Quand j’ai commencé à travailler avec mes beaux parents, on a trouvé un bon équilibre. En 2015, Ludovic m’a demandé ce que je pensais si on travaillais ensemble. Je me suis dit : “il va venir mais j’espère que ça va bien se passer”. Travailler en couple c’est autre chose. Au final on déjeune tous ensemble tous les midis et c’est super.

En revanche, la difficulté vient pour scinder la vie pro et la vie perso. On est tout le temps au taquet. Vu le contexte plus qu’instable, ça occupe beaucoup nos discussions. On est très complémentaires, on ne se marche pas sur les pieds.

Tu arrives à faire autre chose à côté ?

On était au restaurant avec mes filles de 6 et 9 ans l’autre jour. On leur a demandé ce qu’elles voulaient faire. Elles nous ont répondu maitresse et vétérinaire. En rigolant on leur a dit “bah alors, vous ne voulez pas faire comme nous ?”. La plus petite répond “quand t’es vigneron tu ne vois jamais tes enfants”.

Elles sentent que c’est plus qu’un métier, c’est une vie.

C’est ça qui est formidable quand tu es vigneron. Tu travailles pour toi mais tu travailles aussi pour ceux qui viendront après.
Le rapport au temps quand on est vigneron est incroyable. T’es vigneron et tu es dans tous les temps : tu as un oeil sur le passé, un oeil quotidien et un oeil sur le futur. C’est un métier du temps : la vigne à un cycle défini, le vin évolue avec le temps.

Sur ce sujet, écoutez l’épisode du podcast avec Krystel Lepresle

Je serai curieux d’avoir ton point de vue sur les femmes et le vin

Il y a toujours eu des femmes pour les petits façons dans le vignes. Il y a toujours eu des femmes dans le monde du vin. Maintenant, il en faut plus bien sûr dans les postes à responsabilités. Ce n’est pas forcément difficile pour une femme de commencer dans le vin. Toutefois, il y a toujours des clichés.

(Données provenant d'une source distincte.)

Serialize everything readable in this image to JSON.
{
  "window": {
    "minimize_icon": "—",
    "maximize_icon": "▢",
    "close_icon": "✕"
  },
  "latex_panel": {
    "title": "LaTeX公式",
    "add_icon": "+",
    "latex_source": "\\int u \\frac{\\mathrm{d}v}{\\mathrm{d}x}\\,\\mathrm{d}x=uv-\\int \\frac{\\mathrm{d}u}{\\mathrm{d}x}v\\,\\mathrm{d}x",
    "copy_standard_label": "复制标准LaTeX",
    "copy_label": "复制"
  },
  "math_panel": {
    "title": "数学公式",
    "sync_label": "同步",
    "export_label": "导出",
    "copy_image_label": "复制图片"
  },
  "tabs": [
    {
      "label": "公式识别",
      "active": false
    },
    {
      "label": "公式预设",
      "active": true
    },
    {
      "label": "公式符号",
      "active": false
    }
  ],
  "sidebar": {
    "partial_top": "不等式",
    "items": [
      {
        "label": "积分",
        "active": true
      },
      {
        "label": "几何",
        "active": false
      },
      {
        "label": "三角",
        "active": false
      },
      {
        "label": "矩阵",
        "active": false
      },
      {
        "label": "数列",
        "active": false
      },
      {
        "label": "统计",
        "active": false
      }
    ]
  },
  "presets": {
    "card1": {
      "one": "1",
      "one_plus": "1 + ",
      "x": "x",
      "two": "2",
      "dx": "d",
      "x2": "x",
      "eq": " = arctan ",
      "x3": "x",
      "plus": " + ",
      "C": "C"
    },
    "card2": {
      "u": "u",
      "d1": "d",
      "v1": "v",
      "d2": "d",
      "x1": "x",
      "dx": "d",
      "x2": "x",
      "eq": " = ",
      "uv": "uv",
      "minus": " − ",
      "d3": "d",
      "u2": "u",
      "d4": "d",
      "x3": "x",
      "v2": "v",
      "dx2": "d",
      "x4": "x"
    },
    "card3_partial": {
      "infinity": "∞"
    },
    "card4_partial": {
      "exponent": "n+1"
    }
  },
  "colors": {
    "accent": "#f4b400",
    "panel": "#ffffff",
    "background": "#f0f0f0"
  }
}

Quand tu débutes dans le vin, on pense tout de suite que tu fais de la communication ou du marketing. On doute souvent de tes compétences techniques.

C’est quoi la suite pour toi ? Est-ce que tu te vois rester à Fleur Cardinale ?

Oui. Clairement. Tu ne peux pas laisser tomber la vigne. Ça te prend aux tripes. Je ne me vois pas faire autre chose. On travaille en contact avec la nature, j’ai la chance de voyager, de faire un produit qui fait rêver les gens.

NDLR : Je profite de ce moment pour remercier Coralie de Bouard qui nous a mis en relation.

Est-ce que tu as un livre sur le vin à me recommander ?

Le premier qui me vient en tête c’est Elixirs de Jane Anson. Il est toujours posé sur la table basse à Fleur Cardinale. Elle a écrit un livre incroyable sur les grands crus classés du Médoc. C’est un très beau livre et c’est très intéressant.

Acheter Élixirs de Jane Anson

Est-ce que tu as une dégustation coup de coeur récente ?

Très récente oui puisque j’ai un club de dégustation avec des copains. Le thème était “les vins blancs de pays froids”. On est tombé sur un riesling de chez Trimbach cuvée Frédéric Emile et c’était délicieux.

Qui est ce que je devrais interviewer dans les prochains épisodes ?

Ce serrait une copine. Elle est super. C’est Agathe Portail. Elle est écrivaine et a écrit “l’année du gel”. Mon mari l’a lu. C’est une fille super. Son livre est une intrigue policière dans des propriétés viticoles dans l’entre-deux mers après le gel de 2017.